Somehow, talking about his daughter and opening a window on 'religion' represented a sea change ... or maybe it just showed how wrong my perspective could be. Between the lines, I heard Al saying that his daughter was someone/something he cared about deeply ... and religion was something he had held at a controllable distance but now, perhaps, wondered about. Knowing who played third base in 1987 might suffice under ordinary circumstances, controlled circumstances, but now, somehow, the control was slipping away.

Of course, I could have been making it all up, but I found something extremely touching in it. There was something wan and defeated in Al's face, as if, having held his cards close to his chest for so long, he was forced to lay them down ... and who the hell would he be without the cards he had held so close to his chest? How could he win if there were no longer any cards to win with?

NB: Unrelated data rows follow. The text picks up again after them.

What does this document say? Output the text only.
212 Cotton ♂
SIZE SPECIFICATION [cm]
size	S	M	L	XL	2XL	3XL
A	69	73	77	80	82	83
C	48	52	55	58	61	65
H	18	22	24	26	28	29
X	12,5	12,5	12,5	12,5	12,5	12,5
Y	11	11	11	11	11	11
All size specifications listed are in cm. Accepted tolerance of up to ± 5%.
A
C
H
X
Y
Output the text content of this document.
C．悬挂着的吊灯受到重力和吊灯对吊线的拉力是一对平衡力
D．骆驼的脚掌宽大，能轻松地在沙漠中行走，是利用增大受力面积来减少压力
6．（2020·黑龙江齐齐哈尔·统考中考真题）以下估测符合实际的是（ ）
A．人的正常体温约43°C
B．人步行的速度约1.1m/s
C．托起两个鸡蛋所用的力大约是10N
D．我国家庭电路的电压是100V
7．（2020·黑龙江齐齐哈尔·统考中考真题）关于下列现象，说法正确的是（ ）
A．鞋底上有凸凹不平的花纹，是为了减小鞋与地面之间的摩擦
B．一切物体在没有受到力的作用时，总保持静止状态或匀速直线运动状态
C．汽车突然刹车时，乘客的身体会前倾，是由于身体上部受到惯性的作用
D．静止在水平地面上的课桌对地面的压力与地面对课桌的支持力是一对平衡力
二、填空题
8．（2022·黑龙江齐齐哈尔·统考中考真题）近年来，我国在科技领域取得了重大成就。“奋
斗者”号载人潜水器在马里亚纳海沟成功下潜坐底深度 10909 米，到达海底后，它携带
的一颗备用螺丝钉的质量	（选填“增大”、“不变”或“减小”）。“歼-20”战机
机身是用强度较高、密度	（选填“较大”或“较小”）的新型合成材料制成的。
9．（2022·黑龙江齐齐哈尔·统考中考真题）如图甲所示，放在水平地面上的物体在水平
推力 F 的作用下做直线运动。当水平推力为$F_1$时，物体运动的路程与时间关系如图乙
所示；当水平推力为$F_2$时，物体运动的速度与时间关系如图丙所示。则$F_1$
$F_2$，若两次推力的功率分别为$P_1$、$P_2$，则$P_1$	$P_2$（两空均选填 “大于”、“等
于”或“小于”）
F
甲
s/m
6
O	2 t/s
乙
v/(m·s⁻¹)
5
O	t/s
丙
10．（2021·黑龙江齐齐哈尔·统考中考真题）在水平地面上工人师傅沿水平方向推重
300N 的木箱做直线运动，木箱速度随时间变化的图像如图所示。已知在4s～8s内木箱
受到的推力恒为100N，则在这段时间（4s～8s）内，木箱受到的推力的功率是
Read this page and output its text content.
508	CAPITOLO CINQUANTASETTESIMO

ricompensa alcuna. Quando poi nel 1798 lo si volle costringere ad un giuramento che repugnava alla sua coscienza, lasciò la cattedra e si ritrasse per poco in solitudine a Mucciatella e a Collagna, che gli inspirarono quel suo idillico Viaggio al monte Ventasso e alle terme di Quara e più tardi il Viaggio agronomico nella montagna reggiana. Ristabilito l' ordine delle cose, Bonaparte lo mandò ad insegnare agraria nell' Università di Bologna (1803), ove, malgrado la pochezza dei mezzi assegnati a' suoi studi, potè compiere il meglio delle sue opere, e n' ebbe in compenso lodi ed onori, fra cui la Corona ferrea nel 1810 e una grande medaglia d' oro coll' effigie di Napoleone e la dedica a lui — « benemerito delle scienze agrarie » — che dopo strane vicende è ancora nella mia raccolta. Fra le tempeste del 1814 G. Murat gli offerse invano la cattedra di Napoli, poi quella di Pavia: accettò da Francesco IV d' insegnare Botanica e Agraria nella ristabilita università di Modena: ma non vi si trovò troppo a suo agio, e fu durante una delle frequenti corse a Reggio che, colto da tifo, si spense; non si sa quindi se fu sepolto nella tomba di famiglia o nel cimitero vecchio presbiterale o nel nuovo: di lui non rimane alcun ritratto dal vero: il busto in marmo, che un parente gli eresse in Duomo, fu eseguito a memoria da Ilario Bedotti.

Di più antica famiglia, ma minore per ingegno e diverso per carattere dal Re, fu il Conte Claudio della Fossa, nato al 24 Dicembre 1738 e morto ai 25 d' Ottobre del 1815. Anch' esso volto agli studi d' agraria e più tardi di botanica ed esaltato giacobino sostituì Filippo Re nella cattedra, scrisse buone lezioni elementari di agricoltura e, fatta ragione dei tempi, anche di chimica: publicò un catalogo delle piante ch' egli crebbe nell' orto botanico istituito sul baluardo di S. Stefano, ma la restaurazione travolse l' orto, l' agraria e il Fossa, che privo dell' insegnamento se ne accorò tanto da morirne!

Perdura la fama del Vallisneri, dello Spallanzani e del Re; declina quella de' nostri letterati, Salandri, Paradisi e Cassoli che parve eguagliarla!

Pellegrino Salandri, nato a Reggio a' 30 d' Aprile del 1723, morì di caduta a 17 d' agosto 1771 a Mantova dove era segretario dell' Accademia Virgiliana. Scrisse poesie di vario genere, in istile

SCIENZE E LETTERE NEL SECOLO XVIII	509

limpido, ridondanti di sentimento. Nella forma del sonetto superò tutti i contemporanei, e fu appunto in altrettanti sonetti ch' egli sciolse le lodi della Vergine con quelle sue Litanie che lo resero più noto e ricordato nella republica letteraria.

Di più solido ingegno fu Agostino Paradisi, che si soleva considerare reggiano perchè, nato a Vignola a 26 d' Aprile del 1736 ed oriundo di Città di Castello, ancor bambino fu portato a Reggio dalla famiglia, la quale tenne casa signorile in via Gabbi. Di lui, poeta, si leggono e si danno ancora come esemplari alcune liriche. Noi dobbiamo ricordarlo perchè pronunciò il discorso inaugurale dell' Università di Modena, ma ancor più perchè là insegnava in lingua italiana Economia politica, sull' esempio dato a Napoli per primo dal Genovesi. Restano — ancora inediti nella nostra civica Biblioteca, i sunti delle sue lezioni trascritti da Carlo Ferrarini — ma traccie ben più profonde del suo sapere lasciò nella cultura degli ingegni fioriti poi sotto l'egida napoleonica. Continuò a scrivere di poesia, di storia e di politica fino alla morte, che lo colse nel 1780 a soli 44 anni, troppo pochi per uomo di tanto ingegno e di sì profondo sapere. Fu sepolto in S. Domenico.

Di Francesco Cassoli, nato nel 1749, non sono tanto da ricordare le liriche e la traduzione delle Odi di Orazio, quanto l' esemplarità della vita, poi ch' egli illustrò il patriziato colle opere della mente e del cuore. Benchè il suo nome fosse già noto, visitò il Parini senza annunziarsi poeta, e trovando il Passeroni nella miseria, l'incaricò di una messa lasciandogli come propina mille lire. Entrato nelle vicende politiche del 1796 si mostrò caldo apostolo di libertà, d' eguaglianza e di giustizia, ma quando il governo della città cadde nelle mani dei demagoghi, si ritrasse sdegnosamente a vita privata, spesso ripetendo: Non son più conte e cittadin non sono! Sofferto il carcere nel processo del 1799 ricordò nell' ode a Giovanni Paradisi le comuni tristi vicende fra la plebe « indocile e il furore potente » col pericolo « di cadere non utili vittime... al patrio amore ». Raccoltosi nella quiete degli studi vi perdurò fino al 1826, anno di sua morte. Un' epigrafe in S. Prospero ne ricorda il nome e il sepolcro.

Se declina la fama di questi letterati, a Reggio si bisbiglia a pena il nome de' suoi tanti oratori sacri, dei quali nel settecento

And I wanted to help, to lend a hand, to ease what I perceived as a sense of loss and confusion. But wanting to help left me somehow confused as well. I was incapable of helping. It simply could not be done. Yes, I chattered a little bit about religion and trying to find ourselves ... I made sympathetic and what I hoped would be helpful noises. But the facts were implacable. I could not solve or salve the difficulty of another. And yet the longing to help -- to be the socially-credible altruist -- badgered and insisted.

In the end, as I walked out the door, I thought I would bring Al a copy of my book and suggest his daughter might like it ... or not ... in which case, it was a freebie and she could throw it in the waste basket. Whether anyone reads the book or thinks well or poorly of me was not the point. It was just what I could think of.

The thought was, I realized, my way of 'solving' my own confusion, of asserting my own sense of separation and control -- cards held close to the chest with something called altruism or kindness. But it lacked something, those cards I was holding.

Did you ever see one of those nature shows in which one elephant or ape will console another elephant or ape? The elephant will run its trunk or foot, ever so gently, across the brow or flank of a suffering or dying or dead comrade. Or the ape will stroke with tenderness some fallen friend. There is nothing extra in it. It has nothing to do with someone or something else. It is just what apes and elephants do. Apes and elephants hold no cards. Their 'kindnesses' have nothing to do with kindness. Who they are is not limited by who they are...or who anyone else might be.

Isn't it enough to be who you are, to lay down the much-worn cards and just breathe?